In candescent lighting was installed in 1898: “An incandescent chandelier containing 5 lights and overshadowed by a glass reflector was put into the Town Hall last week to light up the stage. R Mainprice did the work and it works all right. A ‘dimmer’ will be put on so that the light can be reduced if occasion demands without turning off the current altogether.” (Brussels Post Nov. 25, 1898)

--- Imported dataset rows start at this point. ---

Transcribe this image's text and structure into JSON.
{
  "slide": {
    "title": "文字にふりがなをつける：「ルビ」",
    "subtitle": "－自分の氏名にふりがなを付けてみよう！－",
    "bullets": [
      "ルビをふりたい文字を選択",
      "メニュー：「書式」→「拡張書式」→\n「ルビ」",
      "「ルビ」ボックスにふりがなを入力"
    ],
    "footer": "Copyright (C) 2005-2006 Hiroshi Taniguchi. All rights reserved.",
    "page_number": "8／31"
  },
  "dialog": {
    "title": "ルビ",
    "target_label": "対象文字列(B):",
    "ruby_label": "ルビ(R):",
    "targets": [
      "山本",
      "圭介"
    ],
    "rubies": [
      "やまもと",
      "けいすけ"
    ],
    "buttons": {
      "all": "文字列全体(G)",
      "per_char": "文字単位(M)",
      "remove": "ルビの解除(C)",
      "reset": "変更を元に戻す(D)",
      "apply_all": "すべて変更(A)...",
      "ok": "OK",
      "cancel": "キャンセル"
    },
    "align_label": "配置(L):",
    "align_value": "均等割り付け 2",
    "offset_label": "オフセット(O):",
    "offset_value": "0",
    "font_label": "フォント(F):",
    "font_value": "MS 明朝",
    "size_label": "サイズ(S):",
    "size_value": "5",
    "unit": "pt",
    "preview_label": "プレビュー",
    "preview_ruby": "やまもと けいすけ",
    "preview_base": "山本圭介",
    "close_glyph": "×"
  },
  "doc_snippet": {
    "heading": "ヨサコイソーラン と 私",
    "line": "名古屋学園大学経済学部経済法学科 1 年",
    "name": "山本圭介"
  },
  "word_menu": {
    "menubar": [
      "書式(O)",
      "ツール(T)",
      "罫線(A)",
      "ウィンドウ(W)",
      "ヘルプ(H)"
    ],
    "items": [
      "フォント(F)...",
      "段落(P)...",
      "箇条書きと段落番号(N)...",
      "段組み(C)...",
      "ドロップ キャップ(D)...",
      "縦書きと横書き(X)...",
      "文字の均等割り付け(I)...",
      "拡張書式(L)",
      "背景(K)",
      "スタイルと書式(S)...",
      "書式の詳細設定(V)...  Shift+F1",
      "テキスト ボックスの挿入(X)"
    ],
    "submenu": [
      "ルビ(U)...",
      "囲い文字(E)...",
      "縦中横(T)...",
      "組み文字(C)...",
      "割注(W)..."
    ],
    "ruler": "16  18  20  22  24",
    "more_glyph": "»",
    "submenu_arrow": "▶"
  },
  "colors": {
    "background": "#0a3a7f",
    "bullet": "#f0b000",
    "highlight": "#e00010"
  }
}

The Town Hall was the site of many community events like political rallies, dances, and both amateur and travelling theatre productions, and the “talkies” movies. The Division Court was also held here: “A new enclosed desk and an upholstered armchair have been placed in the Town Hall, Brussels, for the comfort and convenience of Judge Doyle while in attendance at Division Courts. These were placed there at the Judge’s request but at the expense of the corporation. The latter receives an annul fee from Grey and Morris townships to assist in defraying expenses of holding the Court here.” (Brussels Post Oct. 19, 1894) Visiting lecturers also took to the stage: “Phrenological lecture in the Town Hall every evening this week by Prof. Taggart.” (Brussels Post Aug. 7, 1896)
William C Smith painted a drop curtain for the Town Hall stage in 1900. “Wm C Smith is painting a scenic drop curtain, in distemper, for the front of the stage in the Town Hall. Wing scenes are also being prepared. Mr Smith has quite a taste for this class of work and handles the brush with effect. He should develop the talent.” The Post reported on the results: “Looks First Class – WC Smith has completed the drop curtain, back curtain and wing scenes for the stage at the Town Hall and the work looks very nice indeed. The front scene presents a landscape with old castle, while above it are a couple of Union Jacks and a Maple Leaf, with the words ‘The Maple Leaf Forever.’ Mr Mainprize is rearranging the electric lighting so that better effect will be afforded. The curtains cost $35.00 but toward that sum there was $17.77, the surplus from the concert series held last year. Some attention will also be paid to the board walls at the stage and possibly an extension made to the platform.” (Brussels Post Feb. 22, Mar. 8, 1900)
The Town Hall was renovated more than once, but by 1962 was considered beyond repair. It was demolished and the property was sold to the Brussels Legion Branch 218.